Joseph Mawa is the former County Commissioner of Morobo County, central Equatoria State, South Sudan. He served in this capacity since 2018. Mawa is known for his efforts in promoting peace and development in the region, particularly during the period of political instability in South Sudan

== Early life and education ==
Joseph Mawa was born in Lodroko Village in Lujule Payam of Morobo County and completed his early education in Morobo.

== Appointment as County Commissioner ==
In 2021, Mawa was appointed as the County Commissioner of Morobo. As the County Commissioner, he has focused on key areas of development, including: Promoting peace and security in the region. - Infrastructure development, such as the construction of schools and health facilities. - Supporting agricultural activities to improve local livelihoods.Hon. Joseph Mawa Okuba was reappointed again in 2026.
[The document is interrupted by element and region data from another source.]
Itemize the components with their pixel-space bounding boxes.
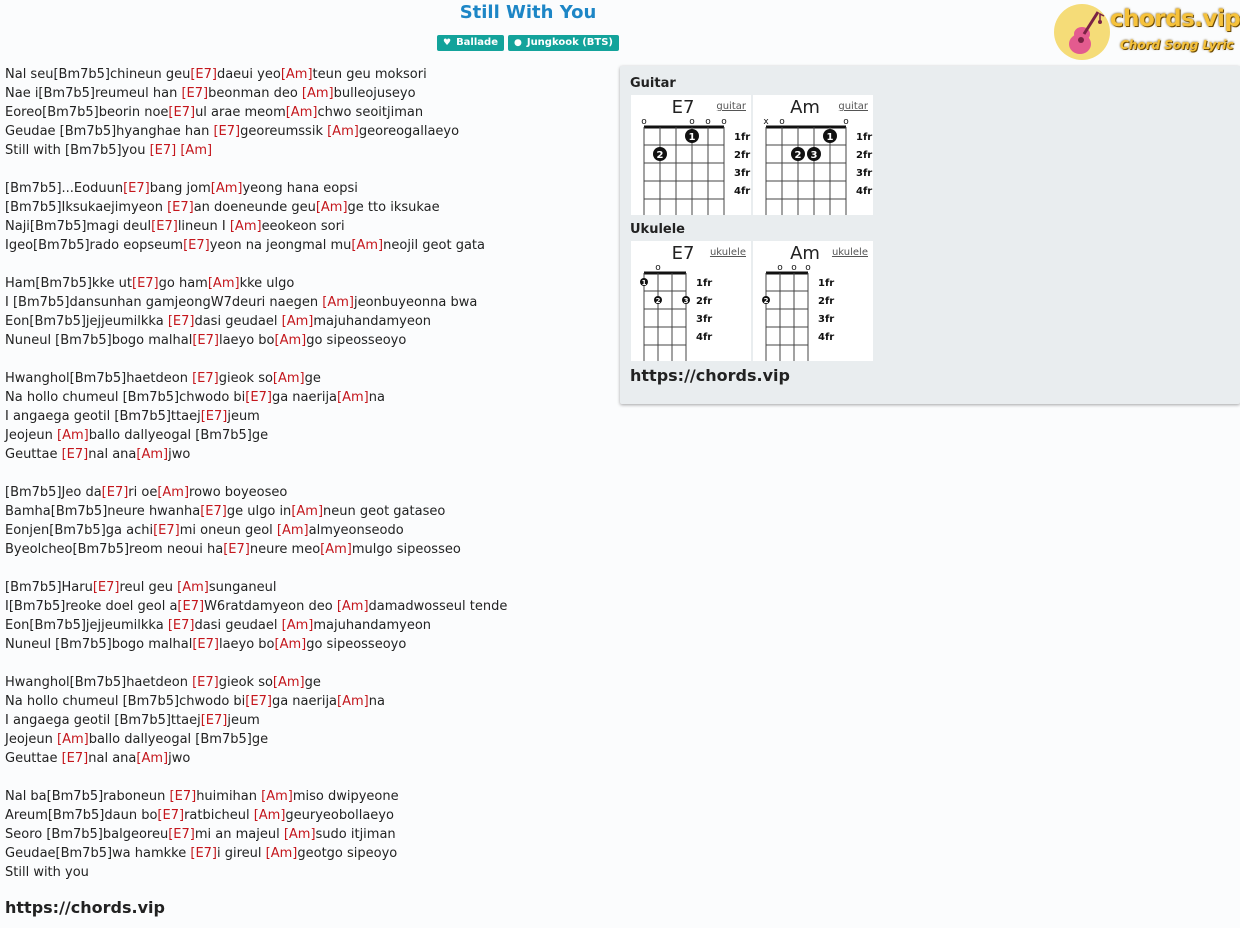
lyric-text: Nal seu <box>5 67 54 82</box>
lyric-text: ge tto iksukae <box>347 200 440 215</box>
fret-number-label: 4fr <box>696 332 713 343</box>
lyric-text: Bamha[Bm7b5]neure hwanha <box>5 504 201 519</box>
chord-link[interactable]: [Am] <box>322 295 354 310</box>
guitar-logo-icon <box>1054 4 1110 60</box>
finger-number: 1 <box>826 132 834 143</box>
lyric-text: mi oneun geol <box>179 523 277 538</box>
lyric-line <box>5 844 615 863</box>
heart-icon: ♥ <box>442 38 452 48</box>
lyric-text: mulgo sipeosseo <box>351 542 461 557</box>
chord-link[interactable]: [Am] <box>265 846 298 861</box>
fret-number-label: 1fr <box>856 132 873 143</box>
fret-number-label: 1fr <box>818 278 835 289</box>
lyric-text: Igeo[Bm7b5]rado eopseum <box>5 238 184 253</box>
lyric-text: an doeneunde geu <box>193 200 316 215</box>
lyric-text: teun geu moksori <box>312 67 427 82</box>
lyric-text: geuryeobollaeyo <box>285 808 394 823</box>
chord-link[interactable]: [Am] <box>272 371 305 386</box>
lyric-text: Naji[Bm7b5]magi deul <box>5 219 152 234</box>
lyric-text: [Bm7b5]Iksukaejimyeon <box>5 200 168 215</box>
chord-link[interactable]: [Am] <box>291 504 324 519</box>
lyric-text: Geuttae <box>5 447 62 462</box>
genre-label: Ballade <box>456 37 498 48</box>
logo-tagline: Chord Song Lyric <box>1120 38 1234 52</box>
lyric-text: lineun I <box>177 219 230 234</box>
fret-number-label: 3fr <box>856 168 873 179</box>
lyric-text: Nal ba[Bm7b5]raboneun <box>5 789 170 804</box>
chord-link[interactable]: [E7] <box>149 143 177 158</box>
finger-number: 2 <box>656 150 664 161</box>
fret-number-label: 2fr <box>696 296 713 307</box>
user-icon: ● <box>513 38 522 48</box>
lyric-line <box>5 711 615 730</box>
fret-number-label: 2fr <box>856 150 873 161</box>
chord-link[interactable]: [Am] <box>157 485 190 500</box>
lyric-line <box>5 464 615 483</box>
fret-number-label: 1fr <box>734 132 751 143</box>
lyric-text: gieok so <box>218 371 273 386</box>
lyric-text: Eoreo[Bm7b5]beorin noe <box>5 105 169 120</box>
lyric-text: Byeolcheo[Bm7b5]reom neoui ha <box>5 542 224 557</box>
chord-link[interactable]: [Am] <box>210 181 243 196</box>
chord-link[interactable]: [Am] <box>283 827 316 842</box>
lyric-text: ga naerija <box>271 694 338 709</box>
lyric-text: Still with [Bm7b5]you <box>5 143 150 158</box>
lyric-text: Geuttae <box>5 751 62 766</box>
lyric-text: i gireul <box>217 846 266 861</box>
lyric-line <box>5 293 615 312</box>
lyric-text: Jeojeun <box>5 732 58 747</box>
chord-diagram-guitar-am[interactable] <box>753 95 873 215</box>
chord-link[interactable]: [Am] <box>281 314 314 329</box>
chord-link[interactable]: [Am] <box>253 808 286 823</box>
lyric-text: Seoro [Bm7b5]balgeoreu <box>5 827 169 842</box>
artist-tag[interactable] <box>508 35 619 51</box>
lyric-line <box>5 445 615 464</box>
lyric-text: Ham[Bm7b5]kke ut <box>5 276 132 291</box>
lyric-text: majuhandamyeon <box>313 618 432 633</box>
instrument-link[interactable]: guitar <box>716 101 746 112</box>
lyric-text: I angaega geotil [Bm7b5]ttaej <box>5 713 201 728</box>
lyric-text: ge <box>304 371 321 386</box>
lyric-text: ri oe <box>128 485 158 500</box>
chord-link[interactable]: [Am] <box>136 447 169 462</box>
chord-link[interactable]: [E7] <box>177 599 205 614</box>
finger-number: 1 <box>641 279 647 287</box>
chord-link[interactable]: [E7] <box>190 67 217 82</box>
chord-link[interactable]: [Am] <box>272 675 305 690</box>
chord-link[interactable]: [E7] <box>190 846 218 861</box>
guitar-section-label: Guitar <box>630 76 676 91</box>
lyric-text: Hwanghol[Bm7b5]haetdeon <box>5 371 193 386</box>
chord-link[interactable]: [Am] <box>180 143 213 158</box>
open-string-marker: o <box>721 117 727 127</box>
lyric-text: [Bm7b5]...Eoduun <box>5 181 124 196</box>
lyric-text: jeum <box>227 409 260 424</box>
instrument-link[interactable]: ukulele <box>831 247 868 258</box>
lyric-text: kke ulgo <box>239 276 295 291</box>
fret-number-label: 3fr <box>734 168 751 179</box>
chord-link[interactable]: [Am] <box>229 219 262 234</box>
lyric-text: Nuneul [Bm7b5]bogo malhal <box>5 637 193 652</box>
lyric-text: [Bm7b5]Haru <box>5 580 93 595</box>
lyric-text: Geudae[Bm7b5]wa hamkke <box>5 846 191 861</box>
chord-diagram-guitar-e7[interactable] <box>631 95 751 215</box>
chord-link[interactable]: [E7] <box>223 542 250 557</box>
lyric-text: laeyo bo <box>218 333 275 348</box>
chord-link[interactable]: [E7] <box>132 276 159 291</box>
lyric-text: ge ulgo in <box>226 504 292 519</box>
lyric-text: huimihan <box>196 789 262 804</box>
lyric-text: Eonjen[Bm7b5]ga achi <box>5 523 154 538</box>
chord-link[interactable]: [E7] <box>245 390 272 405</box>
lyric-text: I[Bm7b5]reoke doel geol a <box>5 599 178 614</box>
lyric-text: nal ana <box>88 447 137 462</box>
lyric-line <box>5 274 615 293</box>
lyric-line <box>5 198 615 217</box>
chord-link[interactable]: [E7] <box>167 314 195 329</box>
lyric-text: nal ana <box>88 751 137 766</box>
open-string-marker: o <box>779 117 785 127</box>
chord-link[interactable]: [E7] <box>169 789 197 804</box>
open-string-marker: o <box>805 263 811 273</box>
finger-number: 2 <box>763 297 769 305</box>
chord-link[interactable]: [E7] <box>123 181 150 196</box>
lyric-text: chineun geu <box>109 67 191 82</box>
chord-link[interactable]: [Am] <box>327 124 359 139</box>
fret-number-label: 2fr <box>818 296 835 307</box>
open-string-marker: o <box>655 263 661 273</box>
fret-number-label: 2fr <box>734 150 751 161</box>
lyric-text: Areum[Bm7b5]daun bo <box>5 808 158 823</box>
chord-link[interactable]: [E7] <box>192 333 219 348</box>
lyric-text: georeumssik <box>240 124 328 139</box>
open-string-marker: o <box>641 117 647 127</box>
lyric-text: neun geot gataseo <box>323 504 446 519</box>
lyric-text: jeonbuyeonna bwa <box>353 295 478 310</box>
lyric-text: yeong hana eopsi <box>242 181 358 196</box>
lyric-text: laeyo bo <box>218 637 275 652</box>
lyric-text: beonman deo <box>208 86 302 101</box>
artist-label: Jungkook (BTS) <box>526 37 614 48</box>
lyric-text: Eon[Bm7b5]jejjeumilkka <box>5 618 168 633</box>
chord-link[interactable]: [Am] <box>261 789 293 804</box>
lyric-line <box>5 825 615 844</box>
chord-name: E7 <box>671 97 695 118</box>
panel-site-link[interactable]: https://chords.vip <box>630 366 790 385</box>
lyric-line <box>5 369 615 388</box>
muted-string-marker: x <box>763 117 769 127</box>
lyric-text: almyeonseodo <box>308 523 404 538</box>
lyric-line <box>5 255 615 274</box>
lyric-text: jwo <box>168 447 191 462</box>
chord-name: Am <box>790 243 820 264</box>
chord-link[interactable]: [E7] <box>92 580 120 595</box>
chord-diagram-ukulele-e7[interactable] <box>631 241 751 361</box>
fret-number-label: 3fr <box>818 314 835 325</box>
lyric-text: ga naerija <box>271 390 338 405</box>
lyric-text: ballo dallyeogal [Bm7b5]ge <box>88 732 269 747</box>
lyric-line <box>5 103 615 122</box>
lyric-text: W6ratdamyeon deo <box>204 599 337 614</box>
fret-number-label: 4fr <box>734 186 751 197</box>
lyric-line <box>5 160 615 179</box>
lyric-text: dasi geudael <box>194 314 282 329</box>
chord-link[interactable]: [Am] <box>57 732 89 747</box>
lyric-line <box>5 521 615 540</box>
chord-link[interactable]: [E7] <box>167 618 195 633</box>
open-string-marker: o <box>791 263 797 273</box>
lyric-text: go ham <box>158 276 208 291</box>
site-logo[interactable] <box>1054 2 1240 60</box>
finger-number: 3 <box>683 297 689 305</box>
lyric-text: jwo <box>168 751 191 766</box>
chord-link[interactable]: [E7] <box>167 200 194 215</box>
chord-link[interactable]: [Am] <box>57 428 89 443</box>
chord-link[interactable]: [E7] <box>200 713 228 728</box>
lyric-line <box>5 407 615 426</box>
chord-diagram-ukulele-am[interactable] <box>753 241 873 361</box>
chord-link[interactable]: [Am] <box>177 580 209 595</box>
lyric-text: neojil geot gata <box>383 238 485 253</box>
lyric-text: eeokeon sori <box>261 219 345 234</box>
lyric-text: Na hollo chumeul [Bm7b5]chwodo bi <box>5 390 246 405</box>
lyric-text: I [Bm7b5]dansunhan gamjeongW7deuri naegen <box>5 295 323 310</box>
footer-site-link[interactable]: https://chords.vip <box>5 898 165 917</box>
lyric-text: Eon[Bm7b5]jejjeumilkka <box>5 314 168 329</box>
lyric-text: damadwosseul tende <box>368 599 508 614</box>
lyric-text: sunganeul <box>208 580 277 595</box>
lyric-line <box>5 540 615 559</box>
finger-number: 2 <box>655 297 661 305</box>
lyric-line <box>5 559 615 578</box>
lyric-text: go sipeosseoyo <box>306 637 407 652</box>
lyric-text: ballo dallyeogal [Bm7b5]ge <box>88 428 269 443</box>
finger-number: 2 <box>794 150 802 161</box>
instrument-link[interactable]: ukulele <box>709 247 746 258</box>
chord-link[interactable]: [Am] <box>285 105 318 120</box>
chord-link[interactable]: [Am] <box>280 67 313 82</box>
logo-brand: chords.vip <box>1110 6 1240 32</box>
chord-name: E7 <box>671 243 695 264</box>
lyric-line <box>5 806 615 825</box>
lyric-line <box>5 331 615 350</box>
chord-link[interactable]: [E7] <box>183 238 210 253</box>
chord-link[interactable]: [E7] <box>61 751 89 766</box>
lyric-text: rowo boyeoseo <box>189 485 288 500</box>
chord-link[interactable]: [E7] <box>192 675 219 690</box>
chord-link[interactable]: [Am] <box>274 333 307 348</box>
lyric-line <box>5 426 615 445</box>
finger-number: 1 <box>688 132 696 143</box>
lyric-text: Na hollo chumeul [Bm7b5]chwodo bi <box>5 694 246 709</box>
lyric-text: Still with you <box>5 865 89 880</box>
lyric-text: sudo itjiman <box>315 827 396 842</box>
lyric-line <box>5 141 615 160</box>
lyric-line <box>5 635 615 654</box>
chord-link[interactable]: [E7] <box>61 447 89 462</box>
lyric-line <box>5 654 615 673</box>
chord-link[interactable]: [Am] <box>315 200 348 215</box>
lyric-text: na <box>368 390 385 405</box>
chord-link[interactable]: [E7] <box>200 409 228 424</box>
lyric-line <box>5 122 615 141</box>
lyric-text: georeogallaeyo <box>358 124 460 139</box>
chord-link[interactable]: [Am] <box>336 599 369 614</box>
lyric-line <box>5 312 615 331</box>
open-string-marker: o <box>777 263 783 273</box>
lyric-line <box>5 236 615 255</box>
lyric-line <box>5 179 615 198</box>
lyrics-body <box>5 65 615 882</box>
chord-link[interactable]: [Am] <box>301 86 334 101</box>
fret-number-label: 1fr <box>696 278 713 289</box>
lyric-line <box>5 578 615 597</box>
lyric-line <box>5 84 615 103</box>
lyric-text: I angaega geotil [Bm7b5]ttaej <box>5 409 201 424</box>
open-string-marker: o <box>705 117 711 127</box>
chord-panel <box>620 66 1240 404</box>
chord-link[interactable]: [Am] <box>320 542 352 557</box>
lyric-text: [Bm7b5] <box>53 67 110 82</box>
lyric-text: reul geu <box>119 580 178 595</box>
lyric-line <box>5 597 615 616</box>
chord-name: Am <box>790 97 820 118</box>
lyric-line <box>5 692 615 711</box>
chord-link[interactable]: [E7] <box>157 808 185 823</box>
chord-link[interactable]: [E7] <box>245 694 272 709</box>
chord-link[interactable]: [E7] <box>153 523 180 538</box>
lyric-line <box>5 483 615 502</box>
chord-link[interactable]: [E7] <box>168 827 195 842</box>
lyric-text: Jeojeun <box>5 428 58 443</box>
genre-tag[interactable] <box>437 35 504 51</box>
lyric-text: bang jom <box>149 181 211 196</box>
fret-number-label: 4fr <box>818 332 835 343</box>
chord-link[interactable]: [Am] <box>351 238 384 253</box>
lyric-text: ge <box>304 675 321 690</box>
lyric-line <box>5 768 615 787</box>
lyric-text: dasi geudael <box>194 618 282 633</box>
lyric-text: miso dwipyeone <box>292 789 399 804</box>
instrument-link[interactable]: guitar <box>838 101 868 112</box>
lyric-text: jeum <box>227 713 260 728</box>
lyric-line <box>5 65 615 84</box>
lyric-text: [Bm7b5]Jeo da <box>5 485 102 500</box>
lyric-text: Geudae [Bm7b5]hyanghae han <box>5 124 214 139</box>
lyric-line <box>5 350 615 369</box>
lyric-text: go sipeosseoyo <box>306 333 407 348</box>
lyric-text: ratbicheul <box>184 808 254 823</box>
lyric-text: na <box>368 694 385 709</box>
lyric-text: neure meo <box>249 542 321 557</box>
chord-link[interactable]: [E7] <box>192 637 219 652</box>
ukulele-section-label: Ukulele <box>630 222 686 237</box>
lyric-text: chwo seoitjiman <box>317 105 424 120</box>
lyric-line <box>5 502 615 521</box>
chord-link[interactable]: [E7] <box>168 105 196 120</box>
lyric-line <box>5 749 615 768</box>
lyric-line <box>5 616 615 635</box>
chord-link[interactable]: [E7] <box>151 219 178 234</box>
tag-list <box>0 35 1056 51</box>
chord-link[interactable]: [Am] <box>274 637 307 652</box>
finger-number: 3 <box>810 150 818 161</box>
lyric-line <box>5 730 615 749</box>
chord-link[interactable]: [E7] <box>192 371 219 386</box>
lyric-text: bulleojuseyo <box>333 86 416 101</box>
fret-number-label: 3fr <box>696 314 713 325</box>
open-string-marker: o <box>689 117 695 127</box>
lyric-text: Nae i[Bm7b5]reumeul han <box>5 86 182 101</box>
lyric-line <box>5 863 615 882</box>
lyric-text: Nuneul [Bm7b5]bogo malhal <box>5 333 193 348</box>
chord-link[interactable]: [Am] <box>281 618 314 633</box>
lyric-line <box>5 673 615 692</box>
chord-link[interactable]: [Am] <box>276 523 309 538</box>
open-string-marker: o <box>843 117 849 127</box>
chord-link[interactable]: [Am] <box>136 751 169 766</box>
lyric-text: mi an majeul <box>194 827 284 842</box>
chord-link[interactable]: [E7] <box>200 504 227 519</box>
chord-link[interactable]: [Am] <box>337 694 369 709</box>
chord-link[interactable]: [E7] <box>181 86 209 101</box>
fret-number-label: 4fr <box>856 186 873 197</box>
chord-link[interactable]: [E7] <box>213 124 241 139</box>
lyric-text: ul arae meom <box>195 105 286 120</box>
lyric-line <box>5 787 615 806</box>
lyric-text: Hwanghol[Bm7b5]haetdeon <box>5 675 193 690</box>
song-title: Still With You <box>459 2 597 23</box>
lyric-text: gieok so <box>218 675 273 690</box>
chord-link[interactable]: [Am] <box>207 276 240 291</box>
lyric-text: yeon na jeongmal mu <box>209 238 352 253</box>
lyric-text: majuhandamyeon <box>313 314 432 329</box>
lyric-line <box>5 217 615 236</box>
lyric-text: geotgo sipeoyo <box>297 846 398 861</box>
chord-link[interactable]: [Am] <box>337 390 369 405</box>
lyric-text: daeui yeo <box>216 67 281 82</box>
chord-link[interactable]: [E7] <box>101 485 129 500</box>
lyric-line <box>5 388 615 407</box>
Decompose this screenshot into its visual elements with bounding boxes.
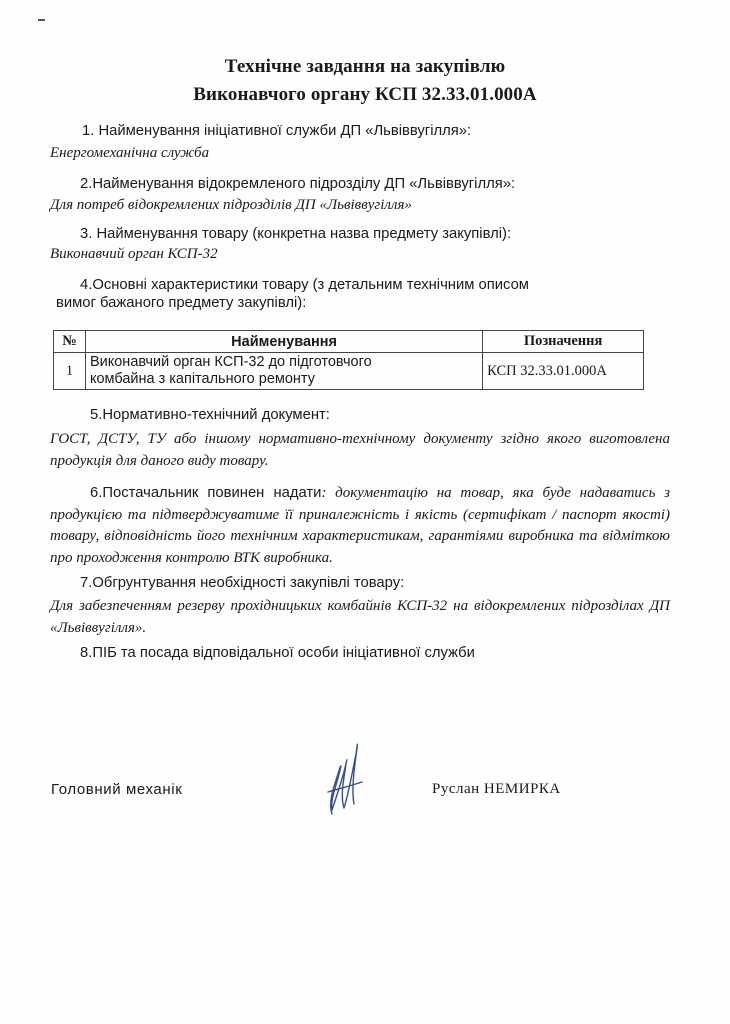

== Challenges and Achievements ==
During his tenure, Mawa has faced significant challenges, particularly regarding the ongoing conflict and displacement in South Sudan. However, his leadership has been instrumental in facilitating dialogue between various community groups and supporting humanitarian efforts.

Some of his notable achievements include partnering with international organizations to improve service delivery in the region, Successfully overseeing the rebuilding of infrastructure damaged by conflict and Supporting returnee resettlement and reintegration efforts in Morobo County.

== Personal life ==
Joseph Mawa is married to Rose Kabasi, and is a father. He is an advocate for education and healthcare, and his leadership has earned him respect within and beyond his community.